L’eredità di Giobbe per i cent’anni a venire

IL BORGHIGIANO
Fonte Il Resto del Carlino –
IL BORGHIGIANO 20142015

Cagli, il 4 marzo 2015 – Il «fisico bestiale e la grande forza fisica e mentale» con la quale Giobbe Covatta dichiara di affrontare i numerosi impegni (in mattinata è atteso all’Università di Urbino, nei prossimi giorni girerà gran parte delle Marche) potrebbero rendere il comico napoletano immortale e consentirgli di raccontare tra cento anni ciò che succederà a questo mondo, nel frattempo prova a ipotizzarlo con lo spettacolo “Sei Gradi” che questa sera alle 21 farà tappa al Teatro Comunale di Cagli.

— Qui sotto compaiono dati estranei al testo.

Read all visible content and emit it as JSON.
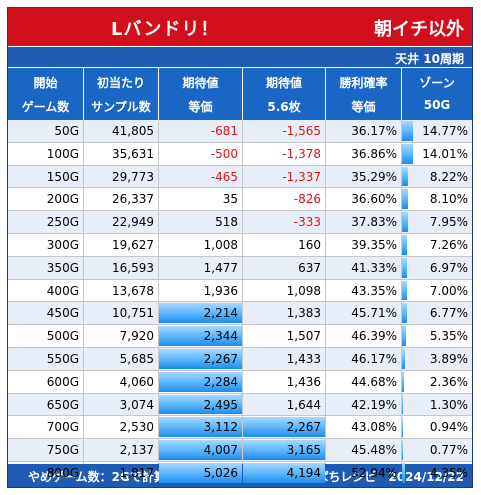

Archiviata l’era di Massimo Puliani, ora l’attività artistica sarà affidata a Sandro Pascucci (un gradito ritorno), il sindaco Alberto Alessandri, l’assessore alla Cultura Maria Assunta Valeri e l’Associazione Giochi Storici, tramite l’amministratore unico dell’Assam Gianluca Carrabs, ospitano al Comunale un personaggio dal valore artistico non indifferente che questa sera ricoprirà anche e soprattutto un ruolo ludico: «L’emergenza clima è sempre più drammatica e non agire è da irresponsabili. Proprio per questo abbiamo voluto promuovere questo spettacolo, per sensibilizzare i cittadini in modo tale che questa tematica non sia più argomento racchiuso nella cerchia di pochi scienziati, ma con uno spettacolo teatrale che possa coinvolgere tutti» ha affermato Gianluca Carrabs.

Decisamente più “leggero” Giobbe Covatta, che con la consueta ironia che ha accompagnato da sempre la sua carriera prova a ipotizzare l’estinzione dell’uomo nei prossimi cento anni, esattamente quando la temperatura del pianeta salirà di sei gradi. «Non ho la presunzione di credere che il mio spettacolo cambi qualcosa o lanci messaggi e soluzioni. Ciò che propongo – afferma il protagonista di Sei Gradi – è un’ora e mezzo di sana comicità che dovrebbe invitare il pubblico a riflettere su ciò che lasceremo ai nostri nipoti. Resta pur sempre il mio punto di vista, l’angolo dal quale guardo il mondo: cercherò di far divertire i presenti».

Cento anni nei quali l’uomo proverà a evitare la fine attraverso stravaganti invenzioni scientifiche, sociali e politiche, non superando il limite che attanaglia l’umanità da sempre: provare a recuperare tutto all’ultimo momento in modo disperato e improvvisato, rimpiangendo la mancata prevenzione.

«Il teatro non fornisce risposte, ma ha lo scopo di far emozionare il pubblico» conclude Covatta che apprezza molto la scelta da parte degli enti promotori di rendere gratuito l’ingresso a “Sei Gradi”.